No worries Les, but yeah this is getting to be a lot of work! I'm going to ask Amir for a raise.
Real signals do not have infinite bandwidth and thus cannot have zero rise time. So, no matter how square it looks, a square wave still has limited bandwidth. Take a look at the "Building a Square Wave" thread for more insight. If you sample a 20 kHz square wave, the ADC's anti-alias filter will roll off all the higher harmonics, so you'll get a sine-wave pulse out with no frequency content higher than 20 kHz (22 kHz, but let's forget that for now). We have to roll it of to prevent aliasing (see the Aliasing 101 thread) and introducing a bunch of unwanted spurs into the signal band. So, we now have a digital signal, and we are talking about this (very unrealistic) case of just a couple of samples of a maximum-frequency input signal.
A DAC typically switches very fast, so those two samples can be output with much higher frequency content (and thus faster edges, or attacks) than what the ADC saw. The output of a DAC is
after the sampling process, and can indeed put out very wide-band spurs. Most of that is not needed, and is in fact undesirable.
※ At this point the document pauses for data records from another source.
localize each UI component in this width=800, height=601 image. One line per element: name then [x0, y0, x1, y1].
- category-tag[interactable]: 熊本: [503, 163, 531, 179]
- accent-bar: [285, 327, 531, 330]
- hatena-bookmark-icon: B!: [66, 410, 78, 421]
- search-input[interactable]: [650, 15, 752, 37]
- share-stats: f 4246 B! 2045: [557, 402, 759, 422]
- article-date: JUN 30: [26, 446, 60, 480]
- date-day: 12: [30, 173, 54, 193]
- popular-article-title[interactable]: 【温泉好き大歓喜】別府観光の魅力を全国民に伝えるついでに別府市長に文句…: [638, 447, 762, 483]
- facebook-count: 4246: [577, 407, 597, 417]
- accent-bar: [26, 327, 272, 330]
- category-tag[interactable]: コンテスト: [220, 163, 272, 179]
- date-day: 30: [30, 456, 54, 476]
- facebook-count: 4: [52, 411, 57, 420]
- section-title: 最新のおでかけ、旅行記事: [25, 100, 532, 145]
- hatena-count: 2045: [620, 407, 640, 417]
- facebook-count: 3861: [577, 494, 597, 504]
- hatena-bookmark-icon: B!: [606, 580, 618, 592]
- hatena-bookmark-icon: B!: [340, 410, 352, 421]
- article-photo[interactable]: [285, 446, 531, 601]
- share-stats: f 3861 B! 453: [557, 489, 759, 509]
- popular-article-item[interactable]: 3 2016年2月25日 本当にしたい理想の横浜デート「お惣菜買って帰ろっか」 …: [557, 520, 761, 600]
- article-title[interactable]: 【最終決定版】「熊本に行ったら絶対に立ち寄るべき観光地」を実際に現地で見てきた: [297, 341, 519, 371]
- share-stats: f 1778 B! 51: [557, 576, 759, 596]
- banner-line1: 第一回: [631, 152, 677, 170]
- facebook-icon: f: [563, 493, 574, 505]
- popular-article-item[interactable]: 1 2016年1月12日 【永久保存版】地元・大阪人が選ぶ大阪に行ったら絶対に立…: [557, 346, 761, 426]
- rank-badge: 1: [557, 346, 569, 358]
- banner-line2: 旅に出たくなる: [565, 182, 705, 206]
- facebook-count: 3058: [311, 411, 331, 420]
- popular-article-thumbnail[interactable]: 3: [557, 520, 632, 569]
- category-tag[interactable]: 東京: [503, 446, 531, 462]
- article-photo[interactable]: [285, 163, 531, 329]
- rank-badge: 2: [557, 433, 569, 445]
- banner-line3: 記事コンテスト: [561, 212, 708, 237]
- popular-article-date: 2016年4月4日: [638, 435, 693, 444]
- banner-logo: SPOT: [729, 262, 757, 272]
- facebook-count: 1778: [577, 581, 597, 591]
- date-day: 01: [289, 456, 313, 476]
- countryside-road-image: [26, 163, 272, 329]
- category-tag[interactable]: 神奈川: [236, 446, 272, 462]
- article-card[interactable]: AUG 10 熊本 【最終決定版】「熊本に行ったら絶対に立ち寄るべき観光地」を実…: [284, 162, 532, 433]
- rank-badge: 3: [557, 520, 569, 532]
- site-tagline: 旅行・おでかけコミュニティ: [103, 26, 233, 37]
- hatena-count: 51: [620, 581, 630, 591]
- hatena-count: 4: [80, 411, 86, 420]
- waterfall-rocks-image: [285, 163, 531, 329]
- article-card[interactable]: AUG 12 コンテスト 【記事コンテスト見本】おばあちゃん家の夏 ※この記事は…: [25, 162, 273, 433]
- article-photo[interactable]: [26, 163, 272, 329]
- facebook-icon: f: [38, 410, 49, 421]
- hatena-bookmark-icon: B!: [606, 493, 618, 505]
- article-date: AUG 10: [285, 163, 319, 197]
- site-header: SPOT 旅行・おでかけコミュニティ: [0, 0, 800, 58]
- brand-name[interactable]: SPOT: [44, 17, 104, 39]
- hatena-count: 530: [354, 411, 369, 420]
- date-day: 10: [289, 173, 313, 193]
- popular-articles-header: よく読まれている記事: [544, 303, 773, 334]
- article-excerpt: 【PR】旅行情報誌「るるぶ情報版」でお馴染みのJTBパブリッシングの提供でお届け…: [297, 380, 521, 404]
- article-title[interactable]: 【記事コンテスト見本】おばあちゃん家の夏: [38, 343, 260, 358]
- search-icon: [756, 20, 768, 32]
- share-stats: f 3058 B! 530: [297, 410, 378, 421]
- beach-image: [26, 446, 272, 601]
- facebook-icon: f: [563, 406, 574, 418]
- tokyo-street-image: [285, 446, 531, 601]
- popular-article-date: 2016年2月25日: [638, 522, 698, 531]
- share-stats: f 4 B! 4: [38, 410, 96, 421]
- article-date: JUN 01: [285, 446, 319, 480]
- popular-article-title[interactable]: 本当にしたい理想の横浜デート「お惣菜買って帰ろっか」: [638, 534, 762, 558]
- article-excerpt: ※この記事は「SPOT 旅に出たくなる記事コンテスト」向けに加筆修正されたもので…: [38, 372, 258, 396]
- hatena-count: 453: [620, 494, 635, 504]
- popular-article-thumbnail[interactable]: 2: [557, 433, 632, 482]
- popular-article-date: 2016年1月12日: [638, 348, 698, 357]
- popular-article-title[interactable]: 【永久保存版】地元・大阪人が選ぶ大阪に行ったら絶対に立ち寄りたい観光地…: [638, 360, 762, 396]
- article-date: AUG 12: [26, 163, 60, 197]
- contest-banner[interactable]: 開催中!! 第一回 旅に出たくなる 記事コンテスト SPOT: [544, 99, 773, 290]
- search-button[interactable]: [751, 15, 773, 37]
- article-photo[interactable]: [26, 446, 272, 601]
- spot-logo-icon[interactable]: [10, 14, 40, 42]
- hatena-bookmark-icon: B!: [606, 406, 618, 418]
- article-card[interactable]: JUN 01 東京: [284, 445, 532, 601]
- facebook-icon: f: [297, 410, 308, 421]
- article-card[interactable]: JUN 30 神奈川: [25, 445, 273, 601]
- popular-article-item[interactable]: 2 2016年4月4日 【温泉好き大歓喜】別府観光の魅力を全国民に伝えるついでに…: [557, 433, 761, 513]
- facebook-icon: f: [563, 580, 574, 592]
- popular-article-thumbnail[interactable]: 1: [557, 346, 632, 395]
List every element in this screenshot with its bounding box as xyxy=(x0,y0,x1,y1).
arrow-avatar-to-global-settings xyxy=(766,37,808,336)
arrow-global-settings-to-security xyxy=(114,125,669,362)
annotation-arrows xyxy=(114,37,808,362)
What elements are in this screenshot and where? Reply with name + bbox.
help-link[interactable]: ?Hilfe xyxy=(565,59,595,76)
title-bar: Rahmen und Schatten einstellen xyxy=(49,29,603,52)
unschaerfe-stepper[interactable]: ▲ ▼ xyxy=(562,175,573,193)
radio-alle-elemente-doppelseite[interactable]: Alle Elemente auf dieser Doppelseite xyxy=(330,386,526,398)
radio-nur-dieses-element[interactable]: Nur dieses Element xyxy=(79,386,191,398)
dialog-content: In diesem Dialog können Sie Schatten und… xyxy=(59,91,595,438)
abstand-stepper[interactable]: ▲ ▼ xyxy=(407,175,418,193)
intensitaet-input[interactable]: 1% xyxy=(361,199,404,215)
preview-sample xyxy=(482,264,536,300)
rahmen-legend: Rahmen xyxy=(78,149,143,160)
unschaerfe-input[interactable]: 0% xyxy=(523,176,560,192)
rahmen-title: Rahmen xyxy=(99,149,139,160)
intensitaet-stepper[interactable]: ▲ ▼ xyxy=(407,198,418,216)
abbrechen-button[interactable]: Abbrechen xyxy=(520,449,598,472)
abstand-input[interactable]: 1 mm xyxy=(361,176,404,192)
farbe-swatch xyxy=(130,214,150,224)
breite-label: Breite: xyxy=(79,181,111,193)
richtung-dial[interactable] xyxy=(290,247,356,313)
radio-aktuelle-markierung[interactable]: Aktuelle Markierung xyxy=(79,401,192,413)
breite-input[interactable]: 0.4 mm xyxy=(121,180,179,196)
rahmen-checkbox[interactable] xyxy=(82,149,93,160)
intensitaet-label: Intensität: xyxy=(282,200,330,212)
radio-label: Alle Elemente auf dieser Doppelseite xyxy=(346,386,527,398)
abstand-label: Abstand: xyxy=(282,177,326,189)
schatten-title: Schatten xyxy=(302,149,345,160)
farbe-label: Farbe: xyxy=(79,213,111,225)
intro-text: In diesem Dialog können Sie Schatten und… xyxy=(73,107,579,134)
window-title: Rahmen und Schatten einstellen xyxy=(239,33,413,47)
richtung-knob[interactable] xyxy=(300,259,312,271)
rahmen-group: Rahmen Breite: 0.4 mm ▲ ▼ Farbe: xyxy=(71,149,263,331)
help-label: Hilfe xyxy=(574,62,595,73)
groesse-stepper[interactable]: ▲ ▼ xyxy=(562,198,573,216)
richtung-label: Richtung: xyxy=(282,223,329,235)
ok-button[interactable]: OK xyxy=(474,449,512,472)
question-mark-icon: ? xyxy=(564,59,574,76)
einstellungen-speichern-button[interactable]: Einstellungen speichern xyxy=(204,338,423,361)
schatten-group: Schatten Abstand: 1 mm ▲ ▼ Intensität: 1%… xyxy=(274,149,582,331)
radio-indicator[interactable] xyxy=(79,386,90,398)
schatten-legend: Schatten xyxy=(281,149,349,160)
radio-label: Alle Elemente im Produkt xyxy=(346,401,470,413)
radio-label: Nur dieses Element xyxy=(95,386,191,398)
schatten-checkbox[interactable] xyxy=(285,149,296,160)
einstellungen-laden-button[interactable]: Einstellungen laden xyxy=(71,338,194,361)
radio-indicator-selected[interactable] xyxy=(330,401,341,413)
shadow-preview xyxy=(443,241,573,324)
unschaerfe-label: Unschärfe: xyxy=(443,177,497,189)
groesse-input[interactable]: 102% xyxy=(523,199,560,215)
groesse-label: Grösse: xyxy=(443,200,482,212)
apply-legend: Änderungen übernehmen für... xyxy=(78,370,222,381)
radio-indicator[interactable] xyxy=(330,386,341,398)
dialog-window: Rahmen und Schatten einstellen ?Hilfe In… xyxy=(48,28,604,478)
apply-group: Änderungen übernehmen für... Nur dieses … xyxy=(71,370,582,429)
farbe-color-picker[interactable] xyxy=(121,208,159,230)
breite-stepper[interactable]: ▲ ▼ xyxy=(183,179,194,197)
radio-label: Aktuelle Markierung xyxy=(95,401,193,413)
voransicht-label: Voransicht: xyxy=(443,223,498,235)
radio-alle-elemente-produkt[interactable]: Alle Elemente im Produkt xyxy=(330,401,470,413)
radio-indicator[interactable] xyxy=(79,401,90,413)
You can't hear it, and it contains switching artifacts (glitches) with very high frequency content, so why fry your tweeters with it? Thus we have the infamous DAC output filter so maligned by the audio press. With good reason in some cases, but at least now it outputs what the ADC saw, for better or worse.
Regarding those fast attacks, well, a drum's leading edge does not have much if any energy at 20 kHz, or anywhere near it. The closest you get is with a big symbol crash, and while there is content up there, most of what you hear is in the band up to 8 - 10 kHz or so. Yes, there can be content above 20 kHz, but very few of us could hear it even if it matched the fundamental's amplitude, and in fact it is much lower than that. Consider that what most of us perceive as the attack of a kick drum is that percussive leading edge that hits us in the chest so we go "wow!" So, what does everybody say we need to really get that solid bass "wump"? Good bass. Maybe a subwoofer.

I have not read a review recently touting how a tweeter made the drums sound so much better (OK, maybe the cymbals, but the bass drum? Hmmm...) The fact is, the bandwidth of that attack is not all that great.
Now, let's look at a piano. Elsewhere (I forgot where, senility) I noted that you need about 5x the fundamental frequency to have a square wave that looks square'ish with a leading edge nearly as fast as an ideal square wave. (Look again at the square wave thread.) If we have 20 kHz bandwidth, the highest square wave we can get with five harmonics is 4 kHz. And the highest key on a piano (C8) is -- taa-daa! -- 4.186 kHz. Which is, I must say, a couple of notes above the highest note normally written for piccolo, an instrument with nearly as pure a single-tone sine wave as you can get. Yes, some instruments, including piano, put out higher harmonics, but realistically if you have 20 kHz of bandwidth you pretty much have everything covered and then some. (There are other reasons why wider bandwidth may be desirable for some components, but I'm getting tired.)
So, those fast attacks we all like to talk about, aren't as fast as we'd like to think. Your average system has more than enough bandwidth to handle them. How well, well, that's another story, probably a little too subjective for here!
G'night - Don
p.s. For the record, the lowest string on a bass guitar is about 40 Hz. A contrabass tuba goes to about 35 Hz, harp to about 33 Hz, and piano to 27.5 Hz. A really big pipe organ goes to 16 Hz, but most only to 32 Hz. Kettle drums (tympani) only to 80 -90 Hz, about the same as a really deep bass singer (and sopranos can hit about 1100 Hz). Guitar, piano, harp, and drum (among others) are all percussive instruments, with frequency content below their fundamental when struck, however.